Dixie Mae held up her hand, waving them both to silence. “I…don’t know. There’s something real strange about this mail.” She stared at the message body for several seconds. A big ugly chill was growing in her middle. Mom and Dad had built her that tree house when she was seven years old. Dixie Mae had loved it. For two years she was Tarzana of Tarzana. But the name of the tree house—Tarzanarama—had been a secret. Dixie Mae had been nine years old when she torched that marvelous tree house. It had been a terrible accident. Well, a world-class temper tantrum, actually. But she had never meant the fire to get so far out of control. The fire had darn near burned down their real house, too. She had been a scarifyingly well-behaved little girl for almost two years after that incident.
Ulysse was giving the mail a careful read. She patted Dixie Mae on the shoulder. “Whoever this is, he certainly doesn’t sound friendly.”
Dixie Mae nodded. “This weasel is pushing every button I’ve got.” Including her curiosity. Dad was the only living person that knew who had started the fire, but it was going on four years since he’d had any address for his daughter—and Daddy would never have taken this sex-creep, disrespecting tone.
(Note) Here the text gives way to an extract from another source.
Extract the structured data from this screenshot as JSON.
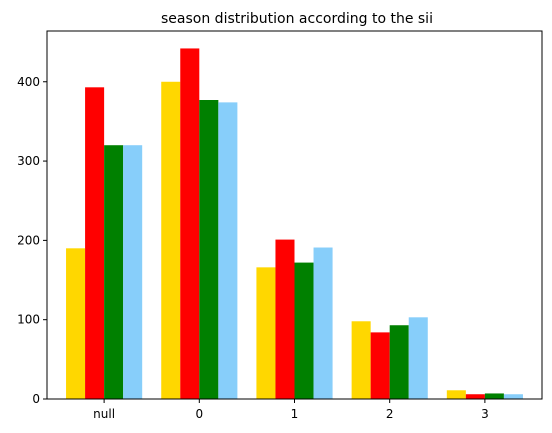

Victor glanced back and forth between them, maybe feeling hurt that he was no longer the object of suspicion. “So who do you think it is?”
Don Williams craned his head over the next partition. “Who is what?”
Given another few minutes, and they’d have everyone on the floor with some bodily part stuck into Victor’s cubicle.
Ulysse said, “Unless you’re deaf, you know most of it, Don, Someone is messing with us.”
“Well then, report it to Johnson. This is our first day, people. It’s not a good day to get sidetracked.”